In the 1990s, the Boisard family purchased a plot of land with a traditional vigneron’s house and half a hectare of grapes. Brothers Cyril and Fabien were only teenagers at the time, but the former grower taught the boys how to care for the vines and vinify the grapes for the family’s personal consumption.

This experience led Cyril to become enamoured with the vineyard work, and eventually he went to study at the wine school of Montreuil-Bellay, near Saumur. During a traineeship with another winemaker, Cyril was offered a parcel of three hectares of vines, which his father bought to help kickstart the 19-year-old’s budding career. Meanwhile, Fabien had been studying a degree in viticulture and joined the fledgling domain in 1998.

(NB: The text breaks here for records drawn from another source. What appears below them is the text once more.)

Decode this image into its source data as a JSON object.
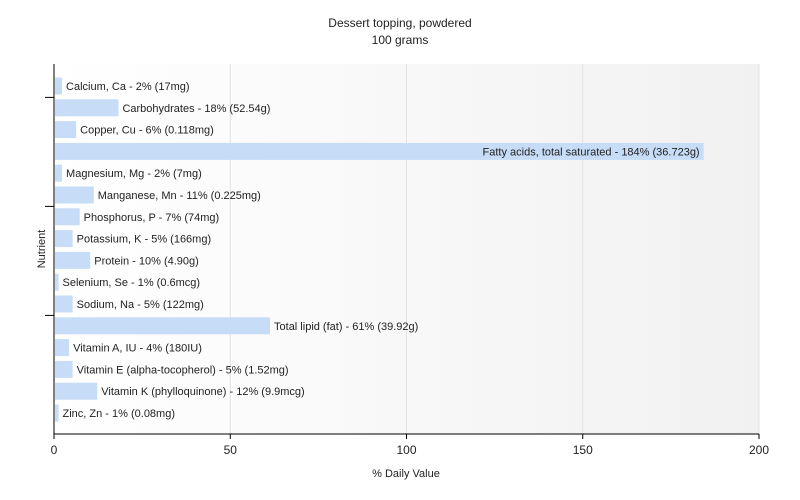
{
  "chart_data": {
    "type": "bar",
    "orientation": "horizontal",
    "title": "Dessert topping, powdered",
    "subtitle": "100 grams",
    "xlabel": "% Daily Value",
    "ylabel": "Nutrient",
    "xlim": [
      0,
      200
    ],
    "xticks": [
      "0",
      "50",
      "100",
      "150",
      "200"
    ],
    "grid": true,
    "bar_color": "#c6dcf7",
    "categories": [
      "Calcium, Ca",
      "Carbohydrates",
      "Copper, Cu",
      "Fatty acids, total saturated",
      "Magnesium, Mg",
      "Manganese, Mn",
      "Phosphorus, P",
      "Potassium, K",
      "Protein",
      "Selenium, Se",
      "Sodium, Na",
      "Total lipid (fat)",
      "Vitamin A, IU",
      "Vitamin E (alpha-tocopherol)",
      "Vitamin K (phylloquinone)",
      "Zinc, Zn"
    ],
    "values": [
      2,
      18,
      6,
      184,
      2,
      11,
      7,
      5,
      10,
      1,
      5,
      61,
      4,
      5,
      12,
      1
    ],
    "labels": [
      "Calcium, Ca - 2% (17mg)",
      "Carbohydrates - 18% (52.54g)",
      "Copper, Cu - 6% (0.118mg)",
      "Fatty acids, total saturated - 184% (36.723g)",
      "Magnesium, Mg - 2% (7mg)",
      "Manganese, Mn - 11% (0.225mg)",
      "Phosphorus, P - 7% (74mg)",
      "Potassium, K - 5% (166mg)",
      "Protein - 10% (4.90g)",
      "Selenium, Se - 1% (0.6mcg)",
      "Sodium, Na - 5% (122mg)",
      "Total lipid (fat) - 61% (39.92g)",
      "Vitamin A, IU - 4% (180IU)",
      "Vitamin E (alpha-tocopherol) - 5% (1.52mg)",
      "Vitamin K (phylloquinone) - 12% (9.9mcg)",
      "Zinc, Zn - 1% (0.08mg)"
    ]
  }
}
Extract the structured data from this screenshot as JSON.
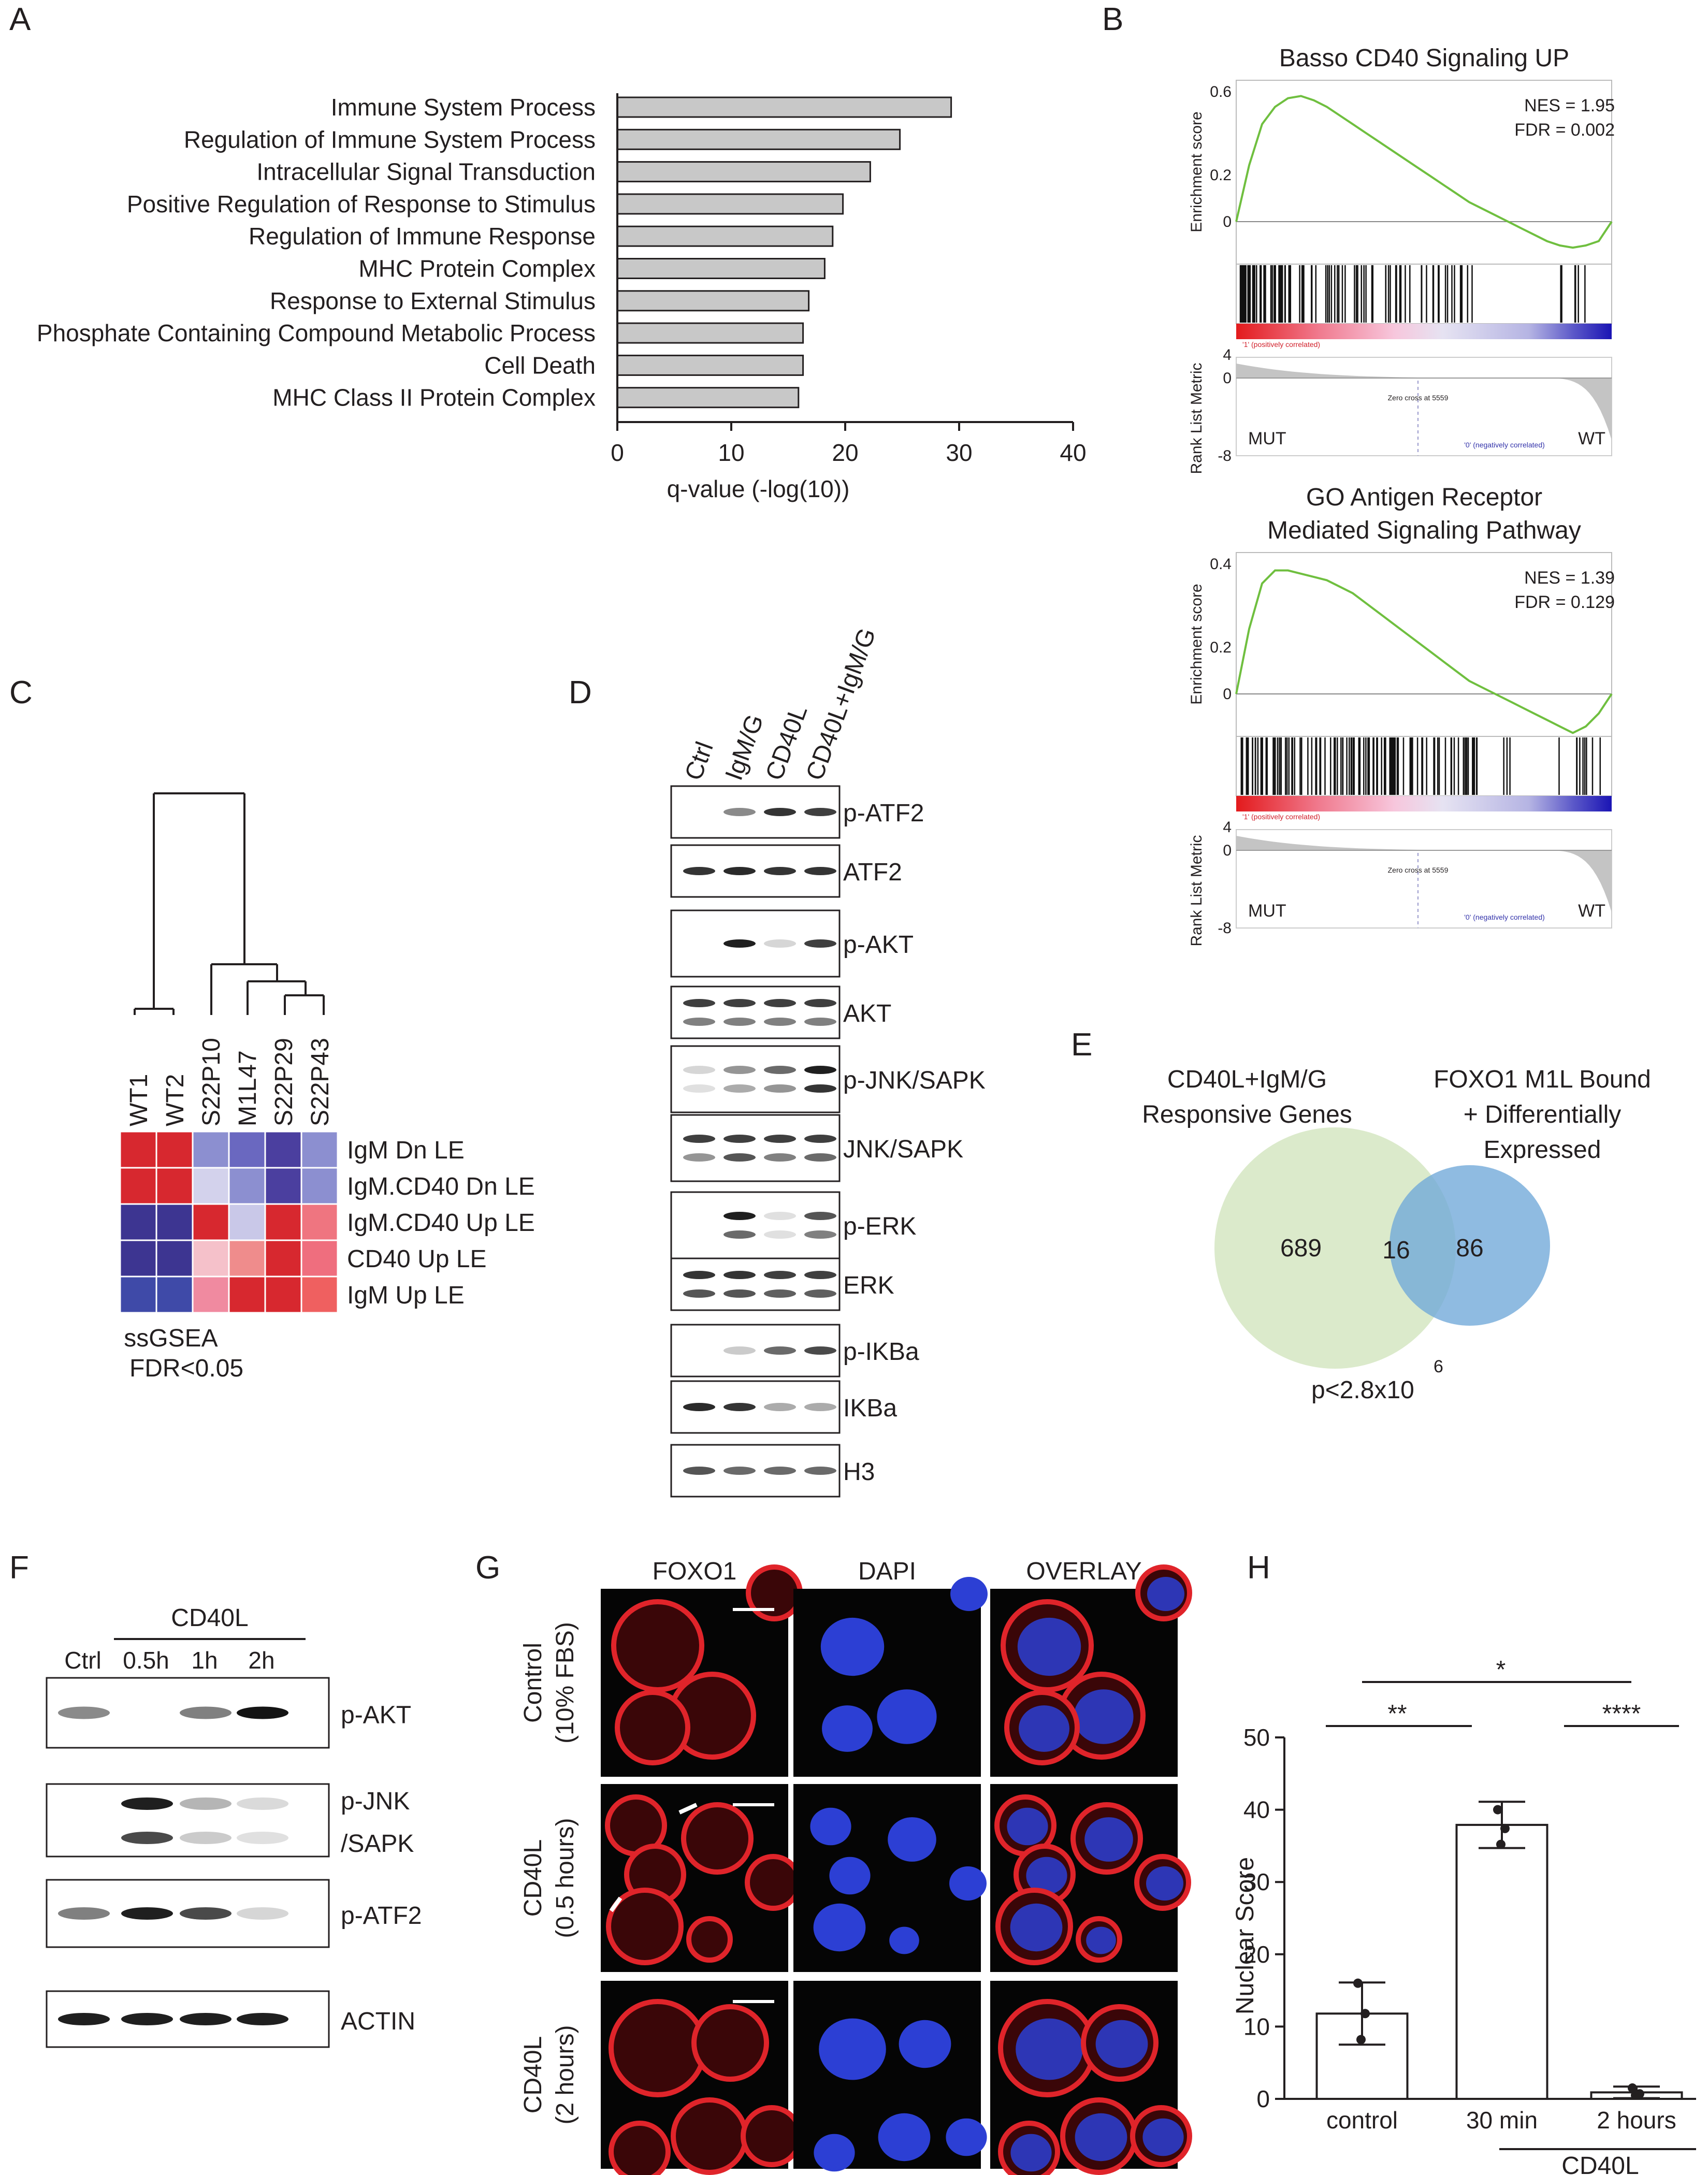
{
  "panel_labels": [
    "A",
    "B",
    "C",
    "D",
    "E",
    "F",
    "G",
    "H"
  ],
  "panel_a": {
    "xlabel": "q-value  (-log(10))",
    "chart_data": {
      "type": "bar",
      "orientation": "horizontal",
      "categories": [
        "Immune System Process",
        "Regulation of Immune System Process",
        "Intracellular Signal Transduction",
        "Positive Regulation of Response to Stimulus",
        "Regulation of Immune Response",
        "MHC Protein Complex",
        "Response to External Stimulus",
        "Phosphate Containing Compound Metabolic Process",
        "Cell Death",
        "MHC Class II Protein Complex"
      ],
      "values": [
        29.3,
        24.8,
        22.2,
        19.8,
        18.9,
        18.2,
        16.8,
        16.3,
        16.3,
        15.9
      ],
      "xlabel": "q-value  (-log(10))",
      "xlim": [
        0,
        40
      ],
      "xticks": [
        "0",
        "10",
        "20",
        "30",
        "40"
      ],
      "bar_color": "#c8c8c8"
    }
  },
  "panel_b": {
    "plots": [
      {
        "title_lines": [
          "Basso CD40 Signaling UP"
        ],
        "nes": "NES = 1.95",
        "fdr": "FDR = 0.002",
        "es_label": "Enrichment score",
        "es_ticks": [
          "0.6",
          "0.2",
          "0"
        ],
        "es_max": 0.6,
        "rank_label": "Rank List Metric",
        "rank_ticks": [
          "4",
          "0",
          "-8"
        ],
        "pos_label": "'1' (positively correlated)",
        "neg_label": "'0' (negatively correlated)",
        "zero_cross": "Zero cross at 5559",
        "left": "MUT",
        "right": "WT",
        "curve_es": [
          0,
          0.26,
          0.45,
          0.53,
          0.57,
          0.58,
          0.56,
          0.53,
          0.49,
          0.45,
          0.41,
          0.37,
          0.33,
          0.29,
          0.25,
          0.21,
          0.17,
          0.13,
          0.09,
          0.06,
          0.03,
          0.0,
          -0.03,
          -0.06,
          -0.09,
          -0.11,
          -0.12,
          -0.11,
          -0.09,
          0.0
        ],
        "curve_color": "#6fbf3f"
      },
      {
        "title_lines": [
          "GO Antigen Receptor",
          "Mediated Signaling Pathway"
        ],
        "nes": "NES = 1.39",
        "fdr": "FDR = 0.129",
        "es_label": "Enrichment score",
        "es_ticks": [
          "0.4",
          "0.2",
          "0"
        ],
        "es_max": 0.4,
        "rank_label": "Rank List Metric",
        "rank_ticks": [
          "4",
          "0",
          "-8"
        ],
        "pos_label": "'1' (positively correlated)",
        "neg_label": "'0' (negatively correlated)",
        "zero_cross": "Zero cross at 5559",
        "left": "MUT",
        "right": "WT",
        "curve_es": [
          0,
          0.2,
          0.34,
          0.38,
          0.38,
          0.37,
          0.36,
          0.35,
          0.33,
          0.31,
          0.28,
          0.25,
          0.22,
          0.19,
          0.16,
          0.13,
          0.1,
          0.07,
          0.04,
          0.02,
          0.0,
          -0.02,
          -0.04,
          -0.06,
          -0.08,
          -0.1,
          -0.12,
          -0.1,
          -0.06,
          0.0
        ],
        "curve_color": "#6fbf3f"
      }
    ]
  },
  "panel_c": {
    "columns": [
      "WT1",
      "WT2",
      "S22P10",
      "M1L47",
      "S22P29",
      "S22P43"
    ],
    "rows": [
      "IgM Dn LE",
      "IgM.CD40 Dn LE",
      "IgM.CD40 Up LE",
      "CD40 Up LE",
      "IgM Up LE"
    ],
    "heat_colors": [
      [
        "#d7282f",
        "#d7282f",
        "#8c8fd0",
        "#6a68c0",
        "#4b3f9f",
        "#8c8fd0"
      ],
      [
        "#d7282f",
        "#d7282f",
        "#d3d2ec",
        "#8c8fd0",
        "#4b3f9f",
        "#8c8fd0"
      ],
      [
        "#3d3591",
        "#3d3591",
        "#d7282f",
        "#c9c8e8",
        "#d7282f",
        "#ef7580"
      ],
      [
        "#3d3591",
        "#3d3591",
        "#f5c1ca",
        "#ef8c8c",
        "#d7282f",
        "#ef6e7e"
      ],
      [
        "#3f4aa8",
        "#3f4aa8",
        "#f08aa0",
        "#d7282f",
        "#d7282f",
        "#ef6060"
      ]
    ],
    "caption_lines": [
      "ssGSEA",
      "FDR<0.05"
    ]
  },
  "panel_d": {
    "lanes": [
      "Ctrl",
      "IgM/G",
      "CD40L",
      "CD40L+IgM/G"
    ],
    "blots": [
      {
        "label": "p-ATF2",
        "bands": [
          [
            0,
            0.45,
            0.85,
            0.8
          ]
        ]
      },
      {
        "label": "ATF2",
        "bands": [
          [
            0.85,
            0.9,
            0.85,
            0.85
          ]
        ]
      },
      {
        "label": "p-AKT",
        "bands": [
          [
            0,
            0.95,
            0.1,
            0.8
          ]
        ]
      },
      {
        "label": "AKT",
        "bands": [
          [
            0.8,
            0.8,
            0.8,
            0.8
          ],
          [
            0.5,
            0.5,
            0.5,
            0.5
          ]
        ]
      },
      {
        "label": "p-JNK/SAPK",
        "bands": [
          [
            0.1,
            0.4,
            0.6,
            0.95
          ],
          [
            0.05,
            0.3,
            0.4,
            0.85
          ]
        ]
      },
      {
        "label": "JNK/SAPK",
        "bands": [
          [
            0.8,
            0.8,
            0.8,
            0.8
          ],
          [
            0.4,
            0.7,
            0.5,
            0.6
          ]
        ]
      },
      {
        "label": "p-ERK",
        "bands": [
          [
            0,
            0.95,
            0.05,
            0.7
          ],
          [
            0,
            0.6,
            0.05,
            0.5
          ]
        ]
      },
      {
        "label": "ERK",
        "bands": [
          [
            0.85,
            0.85,
            0.8,
            0.8
          ],
          [
            0.7,
            0.7,
            0.65,
            0.65
          ]
        ]
      },
      {
        "label": "p-IKBa",
        "bands": [
          [
            0,
            0.15,
            0.6,
            0.75
          ]
        ]
      },
      {
        "label": "IKBa",
        "bands": [
          [
            0.9,
            0.85,
            0.3,
            0.3
          ]
        ]
      },
      {
        "label": "H3",
        "bands": [
          [
            0.7,
            0.6,
            0.6,
            0.6
          ]
        ]
      }
    ]
  },
  "panel_e": {
    "left_title_lines": [
      "CD40L+IgM/G",
      "Responsive Genes"
    ],
    "right_title_lines": [
      "FOXO1 M1L Bound",
      "+ Differentially",
      "Expressed"
    ],
    "left_only": "689",
    "overlap": "16",
    "right_only": "86",
    "pvalue": "p<2.8x10",
    "exponent": "6",
    "left_color": "#dbeacb",
    "right_color": "#6fa8d8"
  },
  "panel_f": {
    "group_label": "CD40L",
    "lanes": [
      "Ctrl",
      "0.5h",
      "1h",
      "2h"
    ],
    "blots": [
      {
        "label_lines": [
          "p-AKT"
        ],
        "bands": [
          [
            0.45,
            0,
            0.5,
            1.0
          ]
        ]
      },
      {
        "label_lines": [
          "p-JNK",
          "/SAPK"
        ],
        "bands": [
          [
            0,
            0.95,
            0.25,
            0.08
          ],
          [
            0,
            0.75,
            0.15,
            0.05
          ]
        ]
      },
      {
        "label_lines": [
          "p-ATF2"
        ],
        "bands": [
          [
            0.5,
            0.95,
            0.75,
            0.1
          ]
        ]
      },
      {
        "label_lines": [
          "ACTIN"
        ],
        "bands": [
          [
            0.95,
            0.95,
            0.95,
            0.95
          ]
        ]
      }
    ]
  },
  "panel_g": {
    "columns": [
      "FOXO1",
      "DAPI",
      "OVERLAY"
    ],
    "rows": [
      {
        "label_lines": [
          "Control",
          "(10% FBS)"
        ]
      },
      {
        "label_lines": [
          "CD40L",
          "(0.5 hours)"
        ]
      },
      {
        "label_lines": [
          "CD40L",
          "(2 hours)"
        ]
      }
    ],
    "foxo1_color": "#e0242a",
    "dapi_color": "#2c3fd4"
  },
  "panel_h": {
    "ylabel": "Nuclear Score",
    "group_label": "CD40L",
    "significance": [
      "*",
      "**",
      "****"
    ],
    "chart_data": {
      "type": "bar",
      "categories": [
        "control",
        "30 min",
        "2 hours"
      ],
      "values": [
        11.8,
        37.9,
        0.9
      ],
      "errors": [
        4.3,
        3.2,
        0.8
      ],
      "points": [
        [
          16.0,
          11.8,
          8.2
        ],
        [
          40.0,
          37.4,
          35.2
        ],
        [
          1.5,
          0.7,
          0.5
        ]
      ],
      "ylabel": "Nuclear Score",
      "ylim": [
        0,
        50
      ],
      "yticks": [
        "0",
        "10",
        "20",
        "30",
        "40",
        "50"
      ]
    }
  }
}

These days, the brothers tend to 15 hectares, with new plantings of Menu Pineau, Chenin Blanc, Grolleau, Sauvignon Blanc, and Cabernet Sauvignon joining their original Cabernet Franc parcels.

The domain is set at the northern end of the Saint-Nicolas-de-Bourgueil AOC, between Angers and Tours. It is Certified Organic Biodynamic by Ecocert and Nature et Progrès—one of the oldest bodies overseeing and certifying organic agriculture in France. When they began cultivating in 1996, Domaine du Mortier was the only organic vineyard in the area. Now the appellation boasts 20% of organically farmed vineyards.

The brothers are passionate about developing and preserving soil health, and actively plant alternate crops within the vineyard to encourage biodiversity and the natural flavours found in the wine.

Since 2003, they have been developing an experimental vineyard in the nearby commune of Brain-sur-Allonnes, where they have planted fruit trees (including 30 apple trees), chestnut, ash and acacia, and other plants.

Sand and gravel is typical of Saint-Nicolas-de-Bourgueil, but some parcels are also rooted in limestone-rich clay. Everything is done by hand in the vineyard, including grassing and ploughing between rows, and the occasional addition of biodynamic compost.

Grapes are hand harvested, and sulphur is used sparingly at the point of bottling only. Whole bunches are fermented at low temperatures in concrete tanks in the old cellar beneath the house.